3D scanning also has applications in crime scene investigation
Three-dimensional laser scanners are part of the arsenal of technologies now used in law enforcement to solve crimes. For example, the São Paulo Crime Scene Investigation Department (SPTC) used laser scanners to reconstruct a crime scene involving the deaths of nine teenagers during a police raid on a “funk party” (baile funk) in Sao Paulo’s Paraisópolis favela, in December 2019.
“This was the first time we reconstructed a crime scene using 3D scans in São Paulo,” says forensic investigator Karin Kawakami De Vicente, of SPTC. She led the field team of agents from the Civil Police’s Homicides and Crimes against Persons (DHPP) division. “We scanned the main street in Paraisópolis and the two alleys where the teenagers died of asphyxiation due to a stampede. The digital reconstruction helped us to understand crowd movement and flow.”
The 3D reconstruction of the slum environment was developed using 32 scan points, explains Kawakami. The investigators also used 1,588 aerial images captured from drones, which were then converted into point clouds and blended with the 3DLS point clouds. “Laser scanning allowed us to reconstruct the crime scene with millimeter resolution, creating a highly detailed model of the site.
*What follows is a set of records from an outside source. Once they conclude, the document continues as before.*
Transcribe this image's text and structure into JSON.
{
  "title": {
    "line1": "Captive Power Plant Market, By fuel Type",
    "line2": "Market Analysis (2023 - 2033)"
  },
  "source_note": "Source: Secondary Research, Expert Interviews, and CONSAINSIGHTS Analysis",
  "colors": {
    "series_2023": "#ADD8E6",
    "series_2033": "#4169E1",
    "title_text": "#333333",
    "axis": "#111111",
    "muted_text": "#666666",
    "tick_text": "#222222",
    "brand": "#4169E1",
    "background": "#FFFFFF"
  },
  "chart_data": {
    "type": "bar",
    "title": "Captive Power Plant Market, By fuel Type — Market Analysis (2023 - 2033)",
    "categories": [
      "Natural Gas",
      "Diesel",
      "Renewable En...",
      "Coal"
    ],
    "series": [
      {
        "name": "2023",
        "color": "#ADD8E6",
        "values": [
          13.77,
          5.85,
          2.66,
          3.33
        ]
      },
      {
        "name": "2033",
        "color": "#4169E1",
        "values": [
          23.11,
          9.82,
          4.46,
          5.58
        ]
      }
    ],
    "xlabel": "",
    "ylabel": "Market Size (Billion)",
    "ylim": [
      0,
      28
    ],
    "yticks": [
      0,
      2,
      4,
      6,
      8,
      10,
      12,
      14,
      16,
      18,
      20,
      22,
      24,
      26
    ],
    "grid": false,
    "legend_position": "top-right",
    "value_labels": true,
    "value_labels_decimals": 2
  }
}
This allowed us to determine how many people those narrow streets could accommodate safely,” says Kawakami. “We’ve used laser scanners in hundreds of crime scene investigations since they were first introduced at the department in October 2020.” In July, the Civil Police indicted nine military police officers for manslaughter for their role in the raid that led to the tragedy in Paraisópolis.
MIRANDA, A. S. et al. Favelas 4D: Scalable methods for morphology analysis of informal settlements using terrestrial laser scanning data. arXiv. 23 Apr. 2021.
OPREAN, D. et al. Conceptualizing the remote site experience through immersive technology: Unraveling the Santa Marta Favela from students’ perspectives. Landscape Journal. Vol. 39, pp. 31–49. 2021.